Ingredients
Equipment
Method
Directions
- In a small bowl, whisk together 2 tablespoons of rice vinegar, 2 tablespoons of water, 1 tablespoon of honey, and a pinch of salt until dissolved. Add your sliced cucumbers to the mixture, ensuring they’re fully submerged. Set aside for about 15 minutes.
- In a large skillet, heat 1 tablespoon of oil over medium heat. Add shredded carrots and sauté for 10 to 15 minutes until softened. Move them to a bowl and cover to keep warm.

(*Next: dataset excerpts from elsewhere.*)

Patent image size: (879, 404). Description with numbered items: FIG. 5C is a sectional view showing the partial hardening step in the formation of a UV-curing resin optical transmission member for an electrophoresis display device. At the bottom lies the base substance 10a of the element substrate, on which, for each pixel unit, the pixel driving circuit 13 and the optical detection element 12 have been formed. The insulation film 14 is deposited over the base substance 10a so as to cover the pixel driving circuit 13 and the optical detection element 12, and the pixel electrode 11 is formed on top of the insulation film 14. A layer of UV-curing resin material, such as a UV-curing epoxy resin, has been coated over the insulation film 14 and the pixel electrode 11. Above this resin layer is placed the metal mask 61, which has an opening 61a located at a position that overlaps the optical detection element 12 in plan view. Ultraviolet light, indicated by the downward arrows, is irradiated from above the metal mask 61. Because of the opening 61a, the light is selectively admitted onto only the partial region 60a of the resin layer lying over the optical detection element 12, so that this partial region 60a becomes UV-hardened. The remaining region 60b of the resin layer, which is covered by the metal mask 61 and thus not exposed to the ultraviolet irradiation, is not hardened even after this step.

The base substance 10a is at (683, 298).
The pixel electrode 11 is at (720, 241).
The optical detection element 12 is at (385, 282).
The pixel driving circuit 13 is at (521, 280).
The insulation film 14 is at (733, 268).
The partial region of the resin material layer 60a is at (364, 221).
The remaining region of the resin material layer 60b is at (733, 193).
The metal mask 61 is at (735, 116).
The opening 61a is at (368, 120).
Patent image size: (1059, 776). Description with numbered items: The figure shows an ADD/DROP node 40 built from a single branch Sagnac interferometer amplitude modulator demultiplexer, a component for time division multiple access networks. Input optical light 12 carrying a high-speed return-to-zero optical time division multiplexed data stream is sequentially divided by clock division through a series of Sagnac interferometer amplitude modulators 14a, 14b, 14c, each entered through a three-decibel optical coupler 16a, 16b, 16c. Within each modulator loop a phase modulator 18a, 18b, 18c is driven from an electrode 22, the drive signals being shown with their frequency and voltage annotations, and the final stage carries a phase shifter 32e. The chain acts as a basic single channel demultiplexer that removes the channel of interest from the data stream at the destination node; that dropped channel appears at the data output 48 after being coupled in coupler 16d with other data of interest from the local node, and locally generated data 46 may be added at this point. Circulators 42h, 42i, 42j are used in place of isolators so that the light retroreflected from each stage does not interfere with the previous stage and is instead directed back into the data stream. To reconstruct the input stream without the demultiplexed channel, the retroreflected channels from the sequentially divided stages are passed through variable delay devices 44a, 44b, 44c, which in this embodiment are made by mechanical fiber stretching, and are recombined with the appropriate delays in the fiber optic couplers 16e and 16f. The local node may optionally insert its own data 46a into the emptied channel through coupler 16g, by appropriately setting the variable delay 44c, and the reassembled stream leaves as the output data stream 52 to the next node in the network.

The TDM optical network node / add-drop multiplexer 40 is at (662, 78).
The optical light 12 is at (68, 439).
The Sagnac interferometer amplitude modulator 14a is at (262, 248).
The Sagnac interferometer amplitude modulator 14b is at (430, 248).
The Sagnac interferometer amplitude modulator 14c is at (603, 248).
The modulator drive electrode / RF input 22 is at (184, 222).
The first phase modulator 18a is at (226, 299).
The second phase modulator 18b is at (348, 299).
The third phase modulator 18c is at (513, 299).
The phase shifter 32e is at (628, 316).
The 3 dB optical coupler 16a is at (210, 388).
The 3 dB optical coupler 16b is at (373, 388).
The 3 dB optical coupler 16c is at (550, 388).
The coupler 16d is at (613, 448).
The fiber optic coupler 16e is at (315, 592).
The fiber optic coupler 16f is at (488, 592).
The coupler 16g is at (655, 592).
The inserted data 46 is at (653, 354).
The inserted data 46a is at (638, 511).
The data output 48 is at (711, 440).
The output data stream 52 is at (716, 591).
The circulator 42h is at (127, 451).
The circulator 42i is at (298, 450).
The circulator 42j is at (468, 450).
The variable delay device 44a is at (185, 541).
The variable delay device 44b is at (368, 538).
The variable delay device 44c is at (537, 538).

- In the same skillet, add another tablespoon of oil and heat over medium-high. Add grated onion, minced garlic, and fresh ginger; cook for about 3 minutes until fragrant.
- Add 1 pound of ground beef to the skillet and cook, breaking apart until browned and fully cooked, about 5 to 7 minutes. Drain excess fat if necessary.
- Stir in 2 tablespoons of honey, 3 tablespoons of soy sauce, 1 tablespoon of gochujang, and 2 tablespoons of mirin. Cook for an additional 3 minutes until sauce thickens.
- Serve by placing a scoop of beef bulgogi mixture into Bibb lettuce leaves, topped with sautéed carrots and pickled cucumbers. Serve alongside warm cooked rice.
Nutrition
Notes
For best results, use fresh garlic and ginger. Adjust gochujang to personal heat preference.